Sébastien – Je m’appelle Sébastien Mitton et je suis Art Director, Directeur Artistique, à Arkane Studios et je suis Creative Director avec Dinga.
Dinga – Je suis Dinga Bakaba, co-directeur créatif également et Game Director.
Est-ce que vous pensez que l’intégration de votre titre dans le Xbox Game Pass a permis de toucher un nouveau public ?
Dinga – Alors je pense que oui, et je pense que c’est super. Le premier effet, c’est qu’il y a plein de gens qui étaient peut-être passés à côté du jeu à la sortie, qui en avaient entendu du bien mais qui ne savaient pas forcément si c’était pour eux. Ils avaient probablement préféré des valeurs sûres, entre guillemets, qu’ils connaissaient déjà, mais avec le Xbox Game Pass ils vont pouvoir s’y essayer. Tout simplement. C’est souvent le cas pour des jeux comme ça qui ont été encensés par la critique mais pour lesquels on a un doute. On arrive sur le Xbox Game Pass, on le voit, et on se dit : « c’est le moment, si je ne l’ai pas encore, c’est le moment d’essayer ». C’est super chouette ! Il y a aussi les joueurs qui avaient fait le 1, qui au moment du 2 étaient passés sur autre chose, qui vont se dire : « ah ben tiens cool, je vais pouvoir faire la suite ». Donc je pense qu’effectivement il y a pas mal de joueurs et de joueuses qui ont pu passer à côté au moment de la sortie et pour lesquel(le)s c’est l’occasion de découvrir le jeu. Et c’est d’autant plus le cas pour des jeux comme le nôtre qui ont une proposition un petit peu originale. Je trouve personnellement que le Xbox Game Pass est l’endroit idéal pour les découvrir.
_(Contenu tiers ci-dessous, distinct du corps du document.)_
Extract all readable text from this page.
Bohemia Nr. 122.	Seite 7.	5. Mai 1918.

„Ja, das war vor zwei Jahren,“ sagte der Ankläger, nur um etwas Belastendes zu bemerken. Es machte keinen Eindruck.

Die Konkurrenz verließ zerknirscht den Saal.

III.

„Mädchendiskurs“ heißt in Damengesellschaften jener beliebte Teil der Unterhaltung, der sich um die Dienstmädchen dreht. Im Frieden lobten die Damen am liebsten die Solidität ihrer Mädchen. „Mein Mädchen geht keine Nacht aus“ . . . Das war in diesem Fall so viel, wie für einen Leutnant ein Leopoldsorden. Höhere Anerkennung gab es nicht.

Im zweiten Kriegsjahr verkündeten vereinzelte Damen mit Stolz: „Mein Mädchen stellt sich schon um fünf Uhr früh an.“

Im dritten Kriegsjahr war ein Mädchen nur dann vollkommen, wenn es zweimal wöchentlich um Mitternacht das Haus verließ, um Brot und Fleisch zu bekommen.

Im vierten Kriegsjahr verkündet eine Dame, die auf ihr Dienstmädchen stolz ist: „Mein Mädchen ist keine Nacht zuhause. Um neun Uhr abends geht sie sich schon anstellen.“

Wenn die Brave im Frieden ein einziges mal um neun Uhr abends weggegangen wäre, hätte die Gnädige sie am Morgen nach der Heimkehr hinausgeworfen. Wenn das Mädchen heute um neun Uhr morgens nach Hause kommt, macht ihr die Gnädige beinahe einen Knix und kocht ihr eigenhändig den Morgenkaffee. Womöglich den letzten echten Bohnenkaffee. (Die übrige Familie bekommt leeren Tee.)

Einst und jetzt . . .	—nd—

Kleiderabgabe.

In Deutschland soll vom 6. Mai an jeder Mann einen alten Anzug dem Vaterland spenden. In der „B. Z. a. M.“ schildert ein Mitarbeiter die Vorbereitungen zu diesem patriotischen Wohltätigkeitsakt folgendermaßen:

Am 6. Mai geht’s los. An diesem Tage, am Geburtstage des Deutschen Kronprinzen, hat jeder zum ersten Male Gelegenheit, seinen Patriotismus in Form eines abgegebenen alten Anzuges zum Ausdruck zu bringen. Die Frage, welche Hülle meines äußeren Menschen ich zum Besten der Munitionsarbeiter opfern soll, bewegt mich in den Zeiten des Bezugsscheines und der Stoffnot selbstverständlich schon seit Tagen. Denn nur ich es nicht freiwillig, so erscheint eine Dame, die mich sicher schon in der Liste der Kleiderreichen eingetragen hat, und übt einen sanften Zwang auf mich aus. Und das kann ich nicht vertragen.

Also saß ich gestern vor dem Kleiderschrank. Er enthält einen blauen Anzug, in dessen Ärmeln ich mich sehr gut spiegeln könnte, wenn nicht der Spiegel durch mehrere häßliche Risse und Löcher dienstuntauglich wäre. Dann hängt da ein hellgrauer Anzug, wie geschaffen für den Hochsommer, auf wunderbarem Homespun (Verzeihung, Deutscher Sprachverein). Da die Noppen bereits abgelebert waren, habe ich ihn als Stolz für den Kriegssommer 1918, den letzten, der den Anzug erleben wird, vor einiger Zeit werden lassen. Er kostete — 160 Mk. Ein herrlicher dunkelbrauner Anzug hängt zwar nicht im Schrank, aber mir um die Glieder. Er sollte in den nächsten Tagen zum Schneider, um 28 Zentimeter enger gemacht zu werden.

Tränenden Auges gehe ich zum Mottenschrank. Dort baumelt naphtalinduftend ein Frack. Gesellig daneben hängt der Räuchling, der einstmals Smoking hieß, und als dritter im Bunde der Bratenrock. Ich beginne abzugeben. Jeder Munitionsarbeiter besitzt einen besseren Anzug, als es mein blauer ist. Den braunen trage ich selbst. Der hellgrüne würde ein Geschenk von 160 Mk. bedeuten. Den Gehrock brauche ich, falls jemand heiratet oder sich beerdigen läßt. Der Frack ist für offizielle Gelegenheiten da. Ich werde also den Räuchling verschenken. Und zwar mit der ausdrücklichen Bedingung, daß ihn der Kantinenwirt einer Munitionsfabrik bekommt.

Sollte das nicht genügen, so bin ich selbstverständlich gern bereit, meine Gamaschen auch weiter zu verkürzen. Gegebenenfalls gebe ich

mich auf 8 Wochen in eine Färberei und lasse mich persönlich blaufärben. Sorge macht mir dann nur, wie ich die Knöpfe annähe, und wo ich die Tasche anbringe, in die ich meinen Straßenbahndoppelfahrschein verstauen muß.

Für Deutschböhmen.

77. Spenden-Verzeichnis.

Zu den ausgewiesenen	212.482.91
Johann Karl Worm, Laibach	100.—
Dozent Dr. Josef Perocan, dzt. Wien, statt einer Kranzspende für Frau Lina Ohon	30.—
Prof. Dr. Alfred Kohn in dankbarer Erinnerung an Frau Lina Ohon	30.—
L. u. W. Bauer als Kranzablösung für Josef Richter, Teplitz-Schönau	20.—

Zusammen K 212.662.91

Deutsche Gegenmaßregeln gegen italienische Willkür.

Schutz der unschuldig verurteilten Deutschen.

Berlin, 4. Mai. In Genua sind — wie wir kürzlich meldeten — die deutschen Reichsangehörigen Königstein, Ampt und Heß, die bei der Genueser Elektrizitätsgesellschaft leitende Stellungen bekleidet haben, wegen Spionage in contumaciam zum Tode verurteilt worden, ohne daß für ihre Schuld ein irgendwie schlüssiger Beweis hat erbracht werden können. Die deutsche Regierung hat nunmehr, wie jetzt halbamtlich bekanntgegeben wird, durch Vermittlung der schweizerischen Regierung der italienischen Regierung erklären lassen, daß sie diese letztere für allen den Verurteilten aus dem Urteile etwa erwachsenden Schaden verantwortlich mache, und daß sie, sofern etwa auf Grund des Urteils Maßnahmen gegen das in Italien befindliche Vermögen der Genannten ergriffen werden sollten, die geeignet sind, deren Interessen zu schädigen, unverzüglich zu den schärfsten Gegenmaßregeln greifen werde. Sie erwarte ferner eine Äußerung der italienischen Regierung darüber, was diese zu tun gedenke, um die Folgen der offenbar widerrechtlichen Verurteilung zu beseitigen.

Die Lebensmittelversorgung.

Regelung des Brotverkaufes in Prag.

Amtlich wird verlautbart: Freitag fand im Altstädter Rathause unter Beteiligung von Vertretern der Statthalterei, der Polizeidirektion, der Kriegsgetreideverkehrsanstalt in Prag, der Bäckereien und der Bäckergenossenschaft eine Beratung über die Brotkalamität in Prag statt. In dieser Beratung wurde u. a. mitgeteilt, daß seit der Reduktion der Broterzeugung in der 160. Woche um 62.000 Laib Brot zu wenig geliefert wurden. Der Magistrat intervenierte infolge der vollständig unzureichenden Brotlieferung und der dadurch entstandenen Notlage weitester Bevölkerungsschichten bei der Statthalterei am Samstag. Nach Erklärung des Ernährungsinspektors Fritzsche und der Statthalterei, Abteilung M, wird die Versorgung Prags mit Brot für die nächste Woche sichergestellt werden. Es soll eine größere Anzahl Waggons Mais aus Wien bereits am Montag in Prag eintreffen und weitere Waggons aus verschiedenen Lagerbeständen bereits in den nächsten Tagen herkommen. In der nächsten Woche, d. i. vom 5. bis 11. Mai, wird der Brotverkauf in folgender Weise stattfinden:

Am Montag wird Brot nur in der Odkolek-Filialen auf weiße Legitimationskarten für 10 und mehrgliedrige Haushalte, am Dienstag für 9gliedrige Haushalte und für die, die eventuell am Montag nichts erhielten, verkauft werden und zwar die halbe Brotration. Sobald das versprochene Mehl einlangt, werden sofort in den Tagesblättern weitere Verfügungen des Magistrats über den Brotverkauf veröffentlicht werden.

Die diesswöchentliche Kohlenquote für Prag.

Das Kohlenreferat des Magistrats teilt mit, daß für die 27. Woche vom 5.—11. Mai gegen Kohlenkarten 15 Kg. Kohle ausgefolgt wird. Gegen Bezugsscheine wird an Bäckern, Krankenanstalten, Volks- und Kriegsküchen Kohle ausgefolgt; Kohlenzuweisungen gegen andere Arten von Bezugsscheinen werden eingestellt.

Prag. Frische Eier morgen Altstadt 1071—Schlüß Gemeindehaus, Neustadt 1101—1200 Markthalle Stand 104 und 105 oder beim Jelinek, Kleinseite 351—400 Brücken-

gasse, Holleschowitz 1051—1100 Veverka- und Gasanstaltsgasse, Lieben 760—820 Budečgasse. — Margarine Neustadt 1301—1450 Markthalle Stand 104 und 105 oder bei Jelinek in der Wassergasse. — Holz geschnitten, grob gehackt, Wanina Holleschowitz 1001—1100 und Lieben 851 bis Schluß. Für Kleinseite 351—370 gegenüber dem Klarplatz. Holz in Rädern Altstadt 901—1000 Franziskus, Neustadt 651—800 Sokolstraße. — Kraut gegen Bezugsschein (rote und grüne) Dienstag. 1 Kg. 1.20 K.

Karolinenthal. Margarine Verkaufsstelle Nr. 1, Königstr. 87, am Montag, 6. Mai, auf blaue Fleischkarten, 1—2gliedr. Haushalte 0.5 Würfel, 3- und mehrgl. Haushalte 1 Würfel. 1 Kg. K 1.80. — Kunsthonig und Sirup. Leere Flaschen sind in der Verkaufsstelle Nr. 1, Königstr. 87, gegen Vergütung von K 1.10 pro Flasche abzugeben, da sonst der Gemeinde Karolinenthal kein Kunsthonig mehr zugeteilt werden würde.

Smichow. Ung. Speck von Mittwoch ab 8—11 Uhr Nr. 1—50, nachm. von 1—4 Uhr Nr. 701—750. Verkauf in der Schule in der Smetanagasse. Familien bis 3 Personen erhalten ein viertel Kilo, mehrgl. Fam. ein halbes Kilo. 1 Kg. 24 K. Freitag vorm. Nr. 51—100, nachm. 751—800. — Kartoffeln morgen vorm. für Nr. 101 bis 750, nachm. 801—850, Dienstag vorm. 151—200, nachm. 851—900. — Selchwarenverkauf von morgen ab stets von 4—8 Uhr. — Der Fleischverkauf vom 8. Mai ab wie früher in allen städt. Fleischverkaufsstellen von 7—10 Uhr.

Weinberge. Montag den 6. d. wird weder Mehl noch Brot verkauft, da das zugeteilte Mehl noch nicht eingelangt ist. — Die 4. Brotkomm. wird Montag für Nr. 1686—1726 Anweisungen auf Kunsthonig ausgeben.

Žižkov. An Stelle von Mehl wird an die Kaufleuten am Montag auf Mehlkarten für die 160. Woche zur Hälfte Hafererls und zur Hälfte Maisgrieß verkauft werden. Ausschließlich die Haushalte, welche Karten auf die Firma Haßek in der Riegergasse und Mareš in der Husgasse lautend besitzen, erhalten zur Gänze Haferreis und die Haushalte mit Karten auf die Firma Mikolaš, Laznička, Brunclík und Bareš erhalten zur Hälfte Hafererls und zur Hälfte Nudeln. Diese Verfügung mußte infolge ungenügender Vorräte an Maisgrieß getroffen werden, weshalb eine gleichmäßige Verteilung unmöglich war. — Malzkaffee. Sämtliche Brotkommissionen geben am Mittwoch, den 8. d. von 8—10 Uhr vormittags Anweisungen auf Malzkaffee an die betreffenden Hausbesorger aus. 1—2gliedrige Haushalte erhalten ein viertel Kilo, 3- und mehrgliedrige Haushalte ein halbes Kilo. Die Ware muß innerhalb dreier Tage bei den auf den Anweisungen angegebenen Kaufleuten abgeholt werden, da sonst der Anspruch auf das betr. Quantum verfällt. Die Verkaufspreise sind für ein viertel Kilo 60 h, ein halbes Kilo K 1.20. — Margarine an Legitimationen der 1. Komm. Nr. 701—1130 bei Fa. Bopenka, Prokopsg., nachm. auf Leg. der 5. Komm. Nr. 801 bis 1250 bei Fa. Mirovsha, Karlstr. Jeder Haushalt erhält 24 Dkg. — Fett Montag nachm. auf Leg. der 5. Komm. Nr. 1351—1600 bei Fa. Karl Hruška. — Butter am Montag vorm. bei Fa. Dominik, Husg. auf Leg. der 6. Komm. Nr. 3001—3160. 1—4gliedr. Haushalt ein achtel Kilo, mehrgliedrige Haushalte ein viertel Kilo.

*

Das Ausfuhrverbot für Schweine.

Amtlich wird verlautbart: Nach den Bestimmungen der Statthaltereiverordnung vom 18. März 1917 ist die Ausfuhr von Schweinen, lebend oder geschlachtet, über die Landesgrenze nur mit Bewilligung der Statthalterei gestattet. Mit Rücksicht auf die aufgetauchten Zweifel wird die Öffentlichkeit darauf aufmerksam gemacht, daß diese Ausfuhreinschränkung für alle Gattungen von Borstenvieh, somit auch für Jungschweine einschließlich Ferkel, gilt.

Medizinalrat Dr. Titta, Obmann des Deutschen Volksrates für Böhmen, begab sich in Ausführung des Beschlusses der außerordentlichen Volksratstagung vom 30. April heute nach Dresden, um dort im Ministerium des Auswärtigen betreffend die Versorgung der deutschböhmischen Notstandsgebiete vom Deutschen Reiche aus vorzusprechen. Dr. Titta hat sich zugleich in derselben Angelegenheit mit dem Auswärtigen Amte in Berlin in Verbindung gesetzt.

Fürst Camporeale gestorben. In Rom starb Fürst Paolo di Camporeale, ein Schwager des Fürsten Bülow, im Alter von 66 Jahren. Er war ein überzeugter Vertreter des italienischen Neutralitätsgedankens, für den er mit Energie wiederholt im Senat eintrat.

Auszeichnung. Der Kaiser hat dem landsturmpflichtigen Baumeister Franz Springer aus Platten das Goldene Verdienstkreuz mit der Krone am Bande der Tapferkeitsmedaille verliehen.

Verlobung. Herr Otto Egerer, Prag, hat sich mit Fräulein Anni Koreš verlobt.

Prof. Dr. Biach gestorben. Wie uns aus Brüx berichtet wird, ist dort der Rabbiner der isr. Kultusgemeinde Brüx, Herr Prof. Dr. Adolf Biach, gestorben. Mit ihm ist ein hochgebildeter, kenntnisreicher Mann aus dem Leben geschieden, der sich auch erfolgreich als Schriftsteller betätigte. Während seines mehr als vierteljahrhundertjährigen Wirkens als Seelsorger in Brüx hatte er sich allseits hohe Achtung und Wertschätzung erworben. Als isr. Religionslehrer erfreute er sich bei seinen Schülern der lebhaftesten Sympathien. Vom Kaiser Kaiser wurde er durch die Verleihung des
Sébastien – Il y a beaucoup de gens qui en parlent en plus. Je pense que, grâce au Xbox Game Pass, il y a pas mal de discussions, de fils sur Twitter. Le jeu ne s’est pas éteint en 2016 et il continue de vivre. Il y a toute une communauté autour du jeu, les gens en discutent, il y a des sortes d’anniversaires liés au jeu, c’est vraiment assez cool. Si cela donne l’occasion à plein de gens d’y jouer, c’est chouette ! Et puis il faut se dire qu’il y a de nombreux gamers qui sont arrivés sur le marché depuis, qui avaient quatre ou cinq ans de moins et qui maintenant sont plus en âge de pouvoir manier les armes de Dishonored 1 et Dishonored 2 et de La Mort de l’Outsider, donc c’est cool d’avoir cette visibilité et de voir grandir la communauté.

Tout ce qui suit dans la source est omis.